Another important issue the film raises is how even people with good intentions can be pushed into extremism and intolerance. “One of the things I wanted to examine was how tragedies serve as a discourse of radicalization. I mean, I think that’s what happens with the character of Shmuel.

“It’s really to look at a father’s pain like that… He feels guilt; he takes the guilt onto himself. And the way he chooses to cleanse himself of that guilt is literally to cleanse himself of everything he thinks doesn’t serve God, but he cuts himself off in many ways from his wife and so many other aspects of life.”

The film’s heroine chooses a different way: “First of all, she wants to be inside the pain, to stay inside the pain. Not to immediately try to fix it in all sorts of ways, to find some route toward repair or healing. Her way is to look at everything differently…

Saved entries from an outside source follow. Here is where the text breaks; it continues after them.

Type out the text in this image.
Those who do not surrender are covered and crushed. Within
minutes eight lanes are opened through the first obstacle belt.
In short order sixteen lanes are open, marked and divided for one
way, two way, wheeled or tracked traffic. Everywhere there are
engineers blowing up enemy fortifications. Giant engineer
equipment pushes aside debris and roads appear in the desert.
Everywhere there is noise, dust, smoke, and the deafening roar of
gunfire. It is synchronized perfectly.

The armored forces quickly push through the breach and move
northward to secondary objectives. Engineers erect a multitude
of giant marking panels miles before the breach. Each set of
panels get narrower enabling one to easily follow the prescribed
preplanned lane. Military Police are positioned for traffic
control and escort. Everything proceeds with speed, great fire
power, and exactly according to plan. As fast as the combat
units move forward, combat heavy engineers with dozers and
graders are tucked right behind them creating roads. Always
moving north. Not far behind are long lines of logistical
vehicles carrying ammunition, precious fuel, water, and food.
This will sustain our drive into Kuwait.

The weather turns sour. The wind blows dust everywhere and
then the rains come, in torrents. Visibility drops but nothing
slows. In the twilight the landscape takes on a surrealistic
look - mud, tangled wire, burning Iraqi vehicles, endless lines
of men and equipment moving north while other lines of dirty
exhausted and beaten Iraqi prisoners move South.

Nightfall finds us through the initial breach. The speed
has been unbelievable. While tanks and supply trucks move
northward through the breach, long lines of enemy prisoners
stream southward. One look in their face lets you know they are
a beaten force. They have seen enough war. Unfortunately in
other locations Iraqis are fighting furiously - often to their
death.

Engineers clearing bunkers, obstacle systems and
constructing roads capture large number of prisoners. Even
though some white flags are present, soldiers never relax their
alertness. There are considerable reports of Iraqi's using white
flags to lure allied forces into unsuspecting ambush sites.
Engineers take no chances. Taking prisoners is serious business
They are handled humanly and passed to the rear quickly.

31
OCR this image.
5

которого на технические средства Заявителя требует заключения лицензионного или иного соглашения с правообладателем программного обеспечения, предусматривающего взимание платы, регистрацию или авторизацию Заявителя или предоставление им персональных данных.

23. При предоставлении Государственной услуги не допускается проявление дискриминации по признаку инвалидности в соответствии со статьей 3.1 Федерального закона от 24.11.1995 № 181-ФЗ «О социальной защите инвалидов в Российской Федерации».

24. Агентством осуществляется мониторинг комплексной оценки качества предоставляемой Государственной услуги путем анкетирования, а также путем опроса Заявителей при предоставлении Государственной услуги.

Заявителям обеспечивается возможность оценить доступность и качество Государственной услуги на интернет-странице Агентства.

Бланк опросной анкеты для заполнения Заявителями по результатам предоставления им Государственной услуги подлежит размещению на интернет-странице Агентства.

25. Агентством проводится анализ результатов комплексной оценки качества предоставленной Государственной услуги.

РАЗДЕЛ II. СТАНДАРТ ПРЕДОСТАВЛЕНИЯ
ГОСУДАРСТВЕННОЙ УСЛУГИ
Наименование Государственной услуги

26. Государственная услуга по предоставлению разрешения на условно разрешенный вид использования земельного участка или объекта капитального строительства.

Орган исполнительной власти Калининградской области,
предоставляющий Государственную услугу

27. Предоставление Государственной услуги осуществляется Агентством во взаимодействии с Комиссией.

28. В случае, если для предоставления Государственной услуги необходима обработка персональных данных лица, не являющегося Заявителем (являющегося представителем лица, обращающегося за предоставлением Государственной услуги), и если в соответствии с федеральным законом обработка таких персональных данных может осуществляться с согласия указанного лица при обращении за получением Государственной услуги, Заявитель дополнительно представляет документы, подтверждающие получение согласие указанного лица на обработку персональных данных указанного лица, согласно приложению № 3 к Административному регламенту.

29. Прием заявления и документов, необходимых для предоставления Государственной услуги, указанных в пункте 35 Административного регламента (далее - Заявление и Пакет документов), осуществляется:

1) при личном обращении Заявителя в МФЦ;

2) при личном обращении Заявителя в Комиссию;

At the beginning, she thinks she mainly wants quiet. There’s so much noise coming at her from outside and also at home.” Eventually, Ruth finds her path, and late in the film, there is a twist that brings her story full circle, with a kind of poetic justice.

A layer of music

The music also added another layer to the film, and she spoke about collaborating with acclaimed musician Dudu Tassa on the film’s theme song. After they saw a rough cut of the film, she told him she wanted a theme song for the film, and he asked if she had lyrics for it.

“I said, ‘I don’t have lyrics, but I have one line that’s been stuck in my head for a long time. Let’s start with that and see where it takes you.’ It was a line from a prayer, ‘Please, God, heal her.’ Moses says it in the desert, for Miriam, his sister. He simply picked up the guitar and started playing, and I started writing the words as he played.” The song is now available on multiple platforms.

The film was finished before the war, but Shushan wanted to wait until after it was over to release it.

“We’ve gone through two very hard years, extremely hard, things we never could have imagined. When I wrote the song and when I made the movie, I didn’t think we would go through things like this, that we would experience events as surreal as these. I think the emotions raised by the war come through in the story and in the theme song. I want there to be a little comfort, a little healing at the end of the film. So that we remember, too, that even after the very worst, we’re here, we’re alive, we have to live.”